What is a Successor Trustee?

11 March 2026

Changing your Independent Trustee should be seen as an opportunity to review, refresh and focus forwards.

You already have a trustee appointed, but they are coming to the end of their term, or a change is needed. Appointing the next trustee is when you are appointing a successor trustee. But how do you go about this, and how is it different from the first time you appointed an independent trustee?

 

When?


What is driving the need for a successor trustee?


Has your current independent trustee resigned, or come to the end of their tenure?


Don’t see this as a negative, see it as an opportunity to bring in new ideas and opportunities to have slightly different conversations within the boundaries of the role of the trust.


In most cases, that transfer of responsibility from one independent trustee to another is moving from one professional to another.


In some cases, the move is driven by the trust, and/or the company, seeking a different individual or different skills.
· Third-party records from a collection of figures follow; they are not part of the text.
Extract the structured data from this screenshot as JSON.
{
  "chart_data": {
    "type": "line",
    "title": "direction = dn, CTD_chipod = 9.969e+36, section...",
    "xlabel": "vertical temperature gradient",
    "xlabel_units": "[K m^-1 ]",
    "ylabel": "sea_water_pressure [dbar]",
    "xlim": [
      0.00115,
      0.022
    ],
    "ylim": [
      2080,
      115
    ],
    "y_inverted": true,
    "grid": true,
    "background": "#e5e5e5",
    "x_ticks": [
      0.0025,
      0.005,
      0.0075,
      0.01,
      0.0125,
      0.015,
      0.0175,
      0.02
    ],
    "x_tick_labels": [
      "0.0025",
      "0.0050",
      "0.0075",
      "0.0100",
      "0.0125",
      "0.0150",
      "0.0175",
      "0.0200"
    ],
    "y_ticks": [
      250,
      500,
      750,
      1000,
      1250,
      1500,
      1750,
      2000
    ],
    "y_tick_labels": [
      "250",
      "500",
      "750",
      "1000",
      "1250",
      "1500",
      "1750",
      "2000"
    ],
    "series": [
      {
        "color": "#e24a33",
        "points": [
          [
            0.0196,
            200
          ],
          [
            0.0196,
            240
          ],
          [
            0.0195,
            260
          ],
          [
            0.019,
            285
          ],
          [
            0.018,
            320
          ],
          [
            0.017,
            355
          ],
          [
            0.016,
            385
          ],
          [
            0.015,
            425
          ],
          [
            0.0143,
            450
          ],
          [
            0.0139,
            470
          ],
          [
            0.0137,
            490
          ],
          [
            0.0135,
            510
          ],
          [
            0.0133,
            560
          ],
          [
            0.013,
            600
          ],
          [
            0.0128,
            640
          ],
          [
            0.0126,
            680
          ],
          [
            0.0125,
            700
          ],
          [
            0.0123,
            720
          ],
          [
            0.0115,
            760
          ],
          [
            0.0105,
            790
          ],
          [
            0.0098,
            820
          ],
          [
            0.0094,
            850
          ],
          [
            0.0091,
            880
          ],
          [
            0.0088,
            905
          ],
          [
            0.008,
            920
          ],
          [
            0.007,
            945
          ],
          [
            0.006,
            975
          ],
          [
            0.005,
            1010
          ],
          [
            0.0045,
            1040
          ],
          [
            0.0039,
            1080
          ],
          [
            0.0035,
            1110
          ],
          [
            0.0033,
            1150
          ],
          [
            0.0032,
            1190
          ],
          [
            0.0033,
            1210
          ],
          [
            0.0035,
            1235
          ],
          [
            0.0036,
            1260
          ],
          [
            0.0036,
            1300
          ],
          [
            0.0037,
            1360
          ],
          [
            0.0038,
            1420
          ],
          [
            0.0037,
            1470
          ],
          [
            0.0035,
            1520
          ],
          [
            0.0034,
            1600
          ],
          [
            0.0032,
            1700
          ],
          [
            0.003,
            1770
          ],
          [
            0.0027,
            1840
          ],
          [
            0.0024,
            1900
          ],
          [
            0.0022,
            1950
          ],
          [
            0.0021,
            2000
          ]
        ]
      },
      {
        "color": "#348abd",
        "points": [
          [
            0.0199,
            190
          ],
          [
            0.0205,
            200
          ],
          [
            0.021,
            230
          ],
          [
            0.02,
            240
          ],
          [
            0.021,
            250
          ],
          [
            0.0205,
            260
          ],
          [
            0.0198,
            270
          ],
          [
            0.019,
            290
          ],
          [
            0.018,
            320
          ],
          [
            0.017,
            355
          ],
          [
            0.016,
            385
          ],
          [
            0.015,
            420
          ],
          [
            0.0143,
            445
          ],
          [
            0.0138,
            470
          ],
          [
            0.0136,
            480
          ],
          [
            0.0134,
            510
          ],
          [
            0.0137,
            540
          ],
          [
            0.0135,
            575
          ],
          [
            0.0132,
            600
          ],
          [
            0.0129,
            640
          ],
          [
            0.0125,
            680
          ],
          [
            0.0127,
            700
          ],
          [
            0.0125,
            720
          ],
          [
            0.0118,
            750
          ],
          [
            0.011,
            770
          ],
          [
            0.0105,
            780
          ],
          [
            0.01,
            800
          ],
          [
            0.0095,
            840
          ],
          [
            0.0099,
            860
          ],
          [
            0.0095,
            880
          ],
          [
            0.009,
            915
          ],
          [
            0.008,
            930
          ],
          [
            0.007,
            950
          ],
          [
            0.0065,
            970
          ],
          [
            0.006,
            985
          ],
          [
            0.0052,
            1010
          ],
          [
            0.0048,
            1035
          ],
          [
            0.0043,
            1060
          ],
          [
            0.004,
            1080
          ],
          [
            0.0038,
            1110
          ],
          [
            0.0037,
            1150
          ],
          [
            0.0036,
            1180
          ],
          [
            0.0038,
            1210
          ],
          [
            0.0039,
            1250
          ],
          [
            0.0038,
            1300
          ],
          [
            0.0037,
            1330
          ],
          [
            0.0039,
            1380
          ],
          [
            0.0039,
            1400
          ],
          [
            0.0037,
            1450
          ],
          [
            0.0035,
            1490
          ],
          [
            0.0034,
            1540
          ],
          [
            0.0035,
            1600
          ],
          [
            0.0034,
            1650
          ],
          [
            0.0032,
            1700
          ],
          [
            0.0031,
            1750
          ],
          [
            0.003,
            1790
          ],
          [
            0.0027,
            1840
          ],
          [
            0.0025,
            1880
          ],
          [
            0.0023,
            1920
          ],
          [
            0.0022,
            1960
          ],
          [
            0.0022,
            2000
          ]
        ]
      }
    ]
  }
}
If your first appointee was a transaction expert, do they also have the experience to contribute when the transaction has passed, and EO within the company is evolving beyond the financial and legal framework?


Equally, you may have appointed an EO expert with clear guiding principles of what EO should be. Once these have been understood and adjusted to your company and trust, are you looking for more flexible and bespoke knowledge to support your continued evolution?

 

Why?


Why is appointing a successor trustee different to appointing your first independent trustee?
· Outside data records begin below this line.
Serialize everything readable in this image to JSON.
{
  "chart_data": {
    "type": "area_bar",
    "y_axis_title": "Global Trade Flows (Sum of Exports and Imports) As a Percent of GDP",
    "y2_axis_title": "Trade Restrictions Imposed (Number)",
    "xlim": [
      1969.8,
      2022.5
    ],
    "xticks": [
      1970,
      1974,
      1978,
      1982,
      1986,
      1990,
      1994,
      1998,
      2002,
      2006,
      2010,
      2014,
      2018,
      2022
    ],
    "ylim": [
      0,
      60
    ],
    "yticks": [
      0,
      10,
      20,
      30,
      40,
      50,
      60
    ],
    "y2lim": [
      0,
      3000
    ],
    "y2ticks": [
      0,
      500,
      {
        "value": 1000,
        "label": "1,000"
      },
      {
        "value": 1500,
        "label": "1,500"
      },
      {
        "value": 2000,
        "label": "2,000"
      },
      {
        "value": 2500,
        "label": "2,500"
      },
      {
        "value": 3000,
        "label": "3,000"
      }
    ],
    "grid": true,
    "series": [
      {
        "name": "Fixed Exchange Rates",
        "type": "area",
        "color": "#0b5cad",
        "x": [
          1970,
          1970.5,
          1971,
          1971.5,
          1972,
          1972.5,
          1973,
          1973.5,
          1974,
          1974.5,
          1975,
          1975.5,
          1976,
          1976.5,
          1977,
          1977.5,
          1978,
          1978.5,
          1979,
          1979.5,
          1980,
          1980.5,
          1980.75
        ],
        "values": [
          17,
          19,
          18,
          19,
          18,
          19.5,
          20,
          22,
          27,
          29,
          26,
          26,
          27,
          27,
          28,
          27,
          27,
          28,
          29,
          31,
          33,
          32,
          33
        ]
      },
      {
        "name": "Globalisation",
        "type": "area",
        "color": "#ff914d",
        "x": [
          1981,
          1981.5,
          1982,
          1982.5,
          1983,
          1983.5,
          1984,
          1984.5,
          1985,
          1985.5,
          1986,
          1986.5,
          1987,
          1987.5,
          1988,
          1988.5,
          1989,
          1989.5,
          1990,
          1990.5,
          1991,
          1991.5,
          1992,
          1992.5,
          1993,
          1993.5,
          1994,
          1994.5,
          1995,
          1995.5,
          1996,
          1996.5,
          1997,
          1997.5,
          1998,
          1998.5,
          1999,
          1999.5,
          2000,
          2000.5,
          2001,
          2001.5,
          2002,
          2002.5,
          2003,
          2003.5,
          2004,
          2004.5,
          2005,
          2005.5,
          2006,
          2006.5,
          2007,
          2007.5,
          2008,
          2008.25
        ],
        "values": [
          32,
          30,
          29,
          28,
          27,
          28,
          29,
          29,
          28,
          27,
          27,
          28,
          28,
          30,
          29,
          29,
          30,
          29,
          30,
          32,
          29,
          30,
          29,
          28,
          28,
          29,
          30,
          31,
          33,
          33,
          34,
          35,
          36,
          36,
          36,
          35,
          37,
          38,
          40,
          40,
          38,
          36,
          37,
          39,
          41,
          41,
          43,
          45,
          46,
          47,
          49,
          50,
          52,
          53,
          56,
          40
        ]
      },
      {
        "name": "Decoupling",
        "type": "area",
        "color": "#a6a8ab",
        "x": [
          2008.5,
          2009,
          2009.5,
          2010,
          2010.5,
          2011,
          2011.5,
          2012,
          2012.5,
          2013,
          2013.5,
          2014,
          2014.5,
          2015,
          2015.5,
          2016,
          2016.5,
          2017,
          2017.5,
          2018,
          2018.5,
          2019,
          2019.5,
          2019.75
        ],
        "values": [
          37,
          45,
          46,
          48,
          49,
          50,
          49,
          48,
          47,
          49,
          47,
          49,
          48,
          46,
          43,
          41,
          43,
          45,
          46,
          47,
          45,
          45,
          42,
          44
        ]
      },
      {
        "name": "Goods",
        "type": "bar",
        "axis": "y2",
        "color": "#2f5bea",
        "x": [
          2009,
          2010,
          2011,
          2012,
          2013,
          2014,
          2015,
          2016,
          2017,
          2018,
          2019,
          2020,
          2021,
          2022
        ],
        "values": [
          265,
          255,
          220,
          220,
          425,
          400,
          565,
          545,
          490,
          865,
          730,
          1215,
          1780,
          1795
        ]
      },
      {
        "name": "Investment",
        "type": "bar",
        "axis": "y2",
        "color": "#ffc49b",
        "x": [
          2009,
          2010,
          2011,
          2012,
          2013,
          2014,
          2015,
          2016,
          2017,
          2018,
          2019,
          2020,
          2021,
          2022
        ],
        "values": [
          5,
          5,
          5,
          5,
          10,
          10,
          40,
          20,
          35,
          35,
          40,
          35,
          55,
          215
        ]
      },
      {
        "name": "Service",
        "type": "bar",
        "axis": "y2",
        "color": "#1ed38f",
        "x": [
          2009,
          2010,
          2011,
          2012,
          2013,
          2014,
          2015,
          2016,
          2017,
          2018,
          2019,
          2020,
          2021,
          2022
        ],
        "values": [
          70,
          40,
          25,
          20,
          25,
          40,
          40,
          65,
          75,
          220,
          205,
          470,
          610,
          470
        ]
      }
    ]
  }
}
Firstly, you will have become more confident in your position as an employee owned business. This is both through the company and its employees understanding more, researching and networking. Even if this hasn’t happened, having distance from the transaction and its implementation has allowed breathing space for stability to have returned.


Secondly, you will have received the benefit of the expertise, experience and knowledge of your current independent trustee.
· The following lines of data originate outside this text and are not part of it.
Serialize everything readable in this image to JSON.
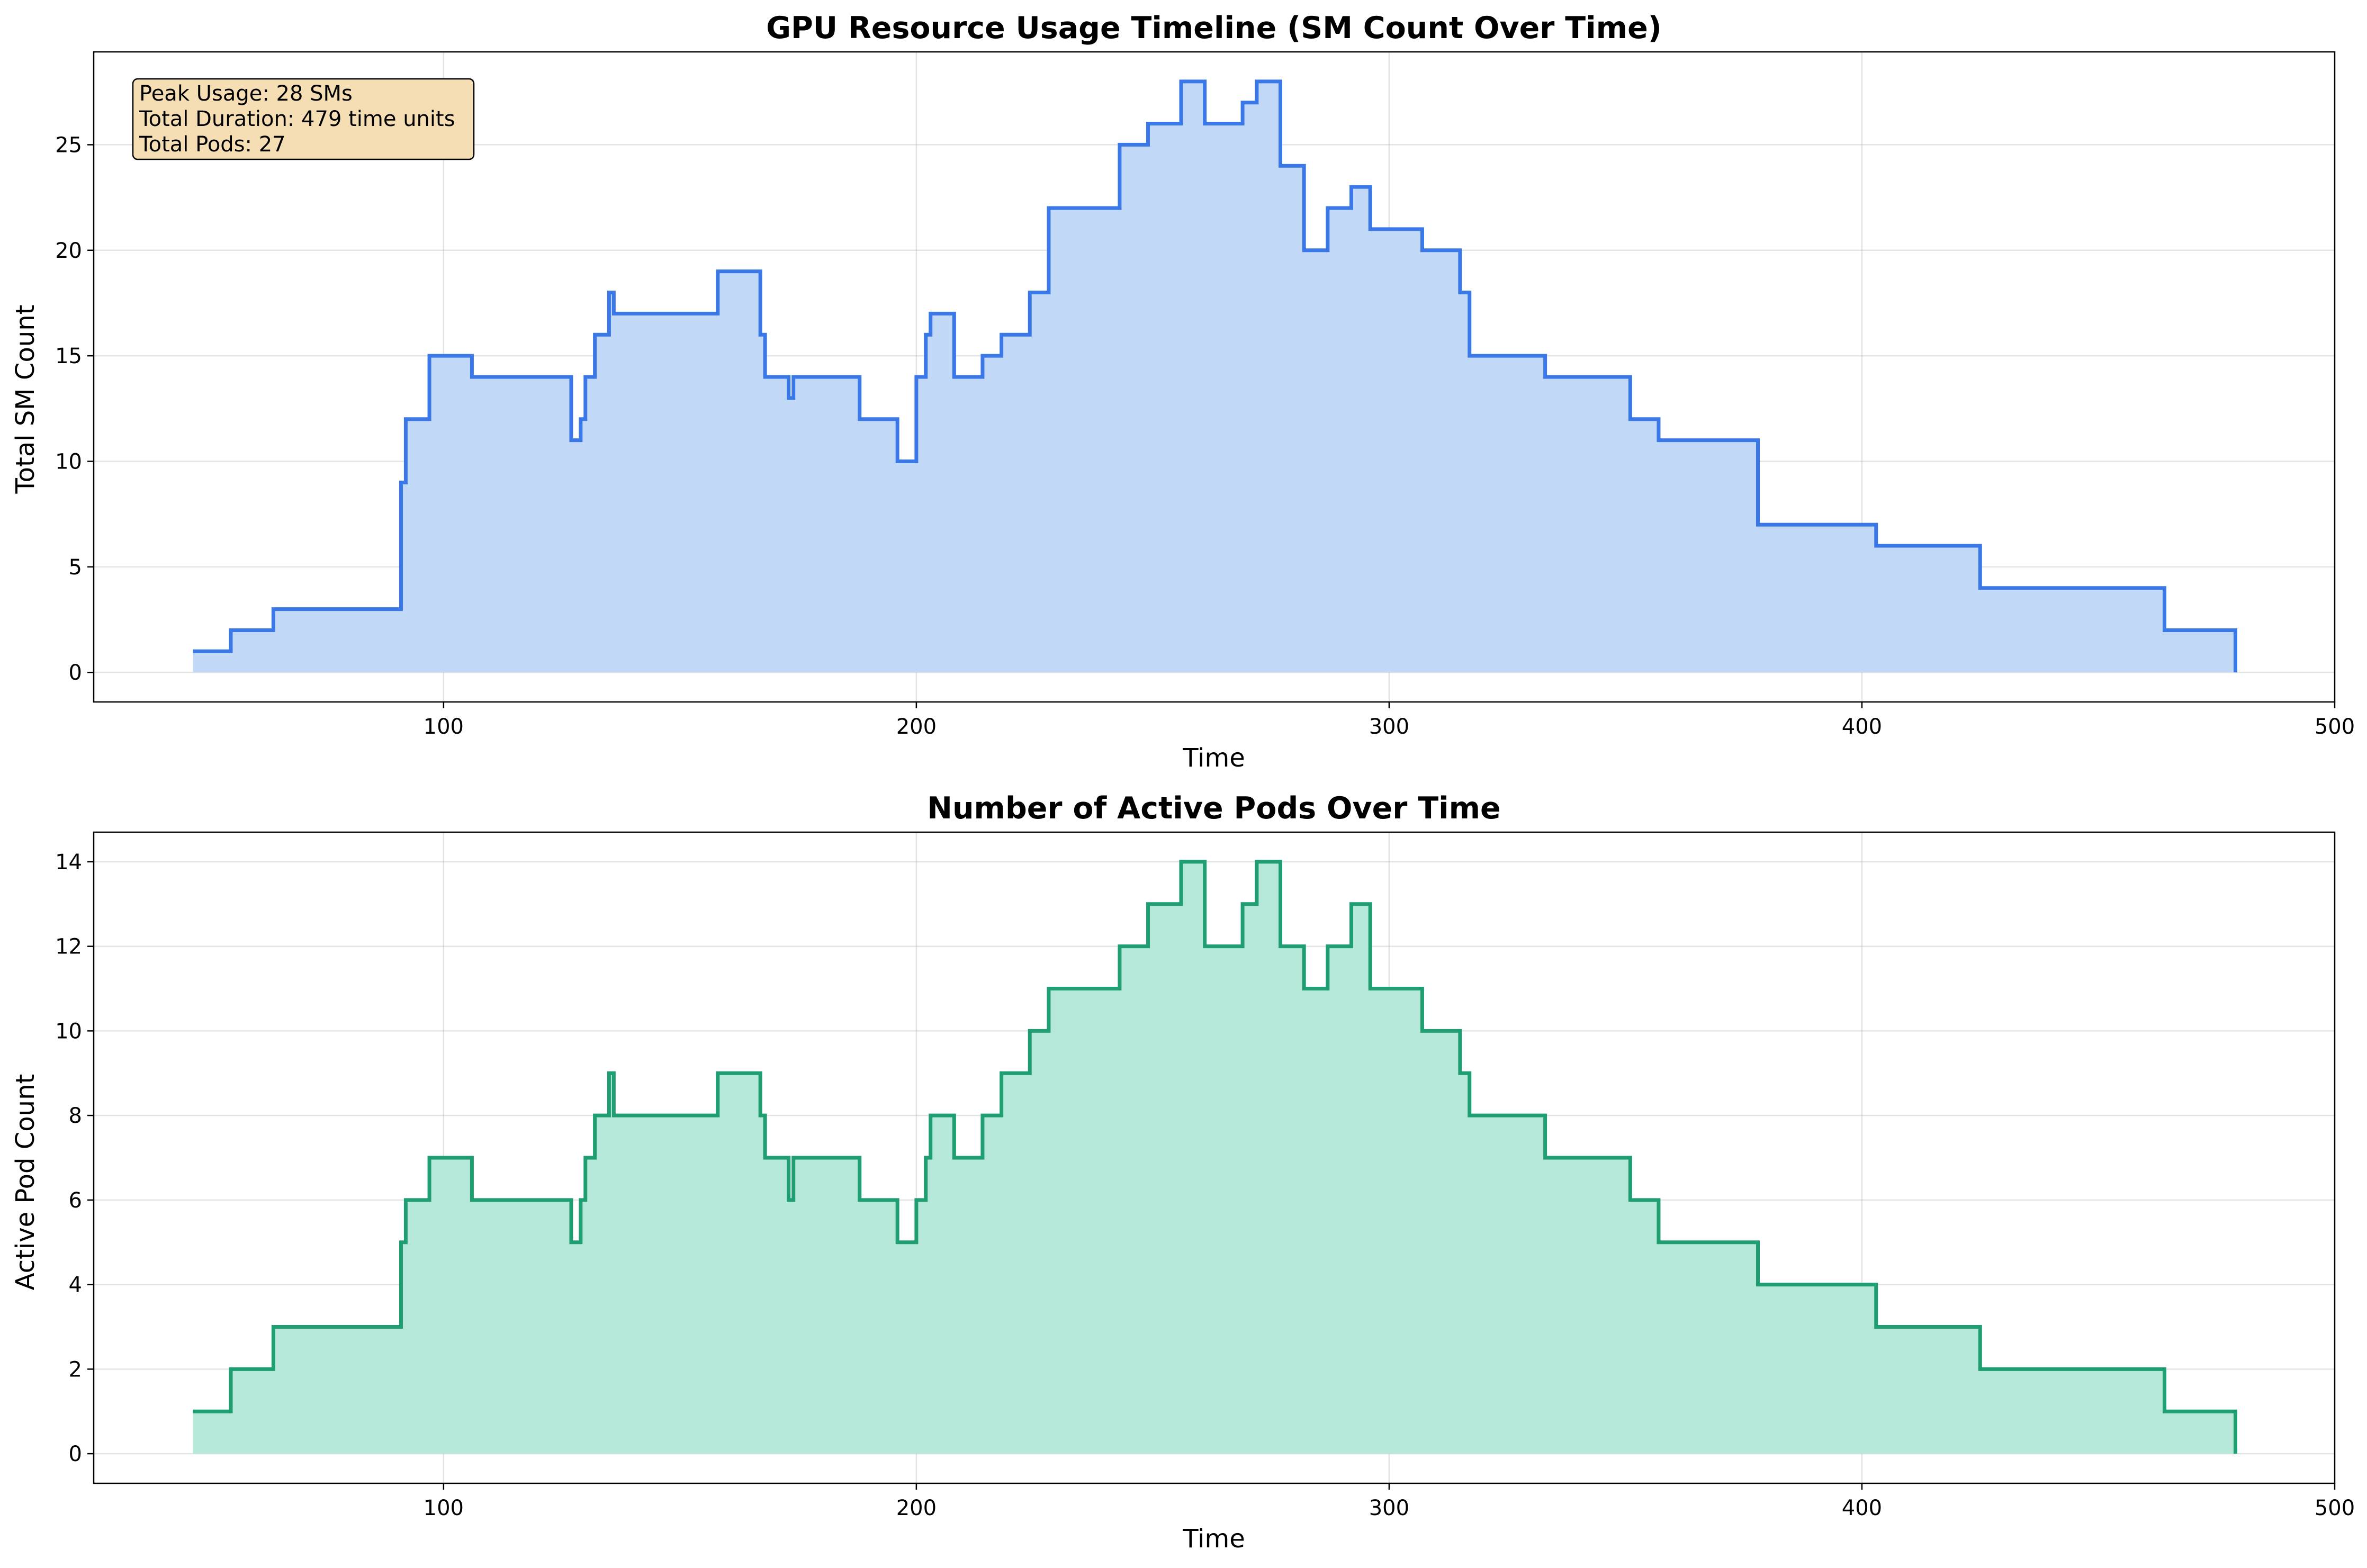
{
  "chart_data": [
    {
      "type": "area",
      "step": "post",
      "title": "GPU Resource Usage Timeline (SM Count Over Time)",
      "xlabel": "Time",
      "ylabel": "Total SM Count",
      "xlim": [
        26,
        500
      ],
      "ylim": [
        -1.4,
        29.4
      ],
      "xticks": [
        100,
        200,
        300,
        400,
        500
      ],
      "yticks": [
        0,
        5,
        10,
        15,
        20,
        25
      ],
      "grid": true,
      "color": "#3b78e7",
      "fill_color": "#c2d8f7",
      "annotation": {
        "lines": [
          "Peak Usage: 28 SMs",
          "Total Duration: 479 time units",
          "Total Pods: 27"
        ],
        "position": "top-left",
        "background": "#f5deb3"
      },
      "series": [
        {
          "x": [
            47,
            55,
            64,
            91,
            92,
            97,
            106,
            127,
            129,
            130,
            132,
            135,
            136,
            137,
            158,
            167,
            168,
            173,
            174,
            188,
            196,
            200,
            202,
            203,
            208,
            214,
            218,
            224,
            228,
            243,
            249,
            256,
            261,
            269,
            272,
            277,
            282,
            287,
            292,
            296,
            307,
            315,
            317,
            333,
            351,
            357,
            378,
            403,
            425,
            464,
            479
          ],
          "y": [
            1,
            2,
            3,
            9,
            12,
            15,
            14,
            11,
            12,
            14,
            16,
            18,
            17,
            17,
            19,
            16,
            14,
            13,
            14,
            12,
            10,
            14,
            16,
            17,
            14,
            15,
            16,
            18,
            22,
            25,
            26,
            28,
            26,
            27,
            28,
            24,
            20,
            22,
            23,
            21,
            20,
            18,
            15,
            14,
            12,
            11,
            7,
            6,
            4,
            2,
            0
          ]
        }
      ]
    },
    {
      "type": "area",
      "step": "post",
      "title": "Number of Active Pods Over Time",
      "xlabel": "Time",
      "ylabel": "Active Pod Count",
      "xlim": [
        26,
        500
      ],
      "ylim": [
        -0.7,
        14.7
      ],
      "xticks": [
        100,
        200,
        300,
        400,
        500
      ],
      "yticks": [
        0,
        2,
        4,
        6,
        8,
        10,
        12,
        14
      ],
      "grid": true,
      "color": "#1f9e72",
      "fill_color": "#b5e8d8",
      "series": [
        {
          "x": [
            47,
            55,
            64,
            91,
            92,
            97,
            106,
            127,
            129,
            130,
            132,
            135,
            136,
            137,
            158,
            167,
            168,
            173,
            174,
            188,
            196,
            200,
            202,
            203,
            208,
            214,
            218,
            224,
            228,
            243,
            249,
            256,
            261,
            269,
            272,
            277,
            282,
            287,
            292,
            296,
            307,
            315,
            317,
            333,
            351,
            357,
            378,
            403,
            425,
            464,
            479
          ],
          "y": [
            1,
            2,
            3,
            5,
            6,
            7,
            6,
            5,
            6,
            7,
            8,
            9,
            8,
            8,
            9,
            8,
            7,
            6,
            7,
            6,
            5,
            6,
            7,
            8,
            7,
            8,
            9,
            10,
            11,
            12,
            13,
            14,
            12,
            13,
            14,
            12,
            11,
            12,
            13,
            11,
            10,
            9,
            8,
            7,
            6,
            5,
            4,
            3,
            2,
            1,
            0
          ]
        }
      ]
    }
  ]
}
Both of these factors mean that you are appointing from a position of knowledge and experience. Hence, you are looking to build on what is already in place, not replicate it.

 

How?


Appointing your next trustee is an opportunity to reflect on their tenure of appointment. How far you have come, what you have learnt, what insights have been provided? Take time to do this review, then consider what the next period of the company and the trust will look like.


Are there any milestones that are upcoming? Such as fully repaying your vendor loan, progressing leadership succession plans, rotating fellow internal trustees, launching new EO related initiatives. If so, do you want your current trustee to stay until that milestone, or are you looking for a new trustee to support before the milestone is reached.


Then consider what skills and experience your current trustee has provided. Do you want to replicate these? Are there other aspects or areas of knowledge that would be beneficial at your current stage?


Trustees appointed during the time of transition may grow and develop with the business as it evolves its EO, or they may not. Whilst the role of the independent trustee is fairly standard, incumbents vary considerably in terms of knowledge, experience but also behaviours, personality, attitude and availability. Consider what it is that you would value, and seek that in your next independent trustee.

 

Your Trust


Finally, as well as considering the individual, also consider your trust itself. Is it a passive shareholder, or a pro-active contributor to the activities of the business.

If it is more active, in what way does this get delivered? Is the independent trustee part of this, or a checking point for activities undertaken by internal trustees and others?


In practice most trusts fall between passive and pro-active. They are active when needed, have a rhythm of trust meetings and ad hoc connectivity between meetings.

 

The Practicalities


The appointment of a new independent trustee, is usually the responsibility of their fellow trustees, not the company board. However, you would expect both the trustee and the company board to agree on the final candidate to be appointed.


In practice, the process is often led by the trustees, with input or involvement of company directors.


It may also be delegated to in-house HR functions, if they are available. If so, ensure they understand the nuances of the role and how it is different to recruiting an employee.


In practical terms, once the individual is agreed, a trust board minute should evidence the resignation and appointment of both individuals. Companies House records (if the trust is constituted through a formal trust company) should be updated accordingly.


In most cases, the departing independent trustee should provide a handover to the new trustee. But the company and fellow trustees should also provide background information, copies of previous trust meeting minutes and a set of the relevant transaction documents. They should also share their perspectives on the next stages and why the appointed individual was the best fit for the role, their EO company, the trust and the future.


Concluding thoughts


Although any change can create uncertainty, appointing a new independent trustee should be seen as a positive opportunity.


Your EO company has matured, your trust has a rhythm of activity, and the mechanics of the transition transaction have been operationalised. Bringing a new perspective at this time can be invigorating and energizing, creating continued forward momentum and evolution.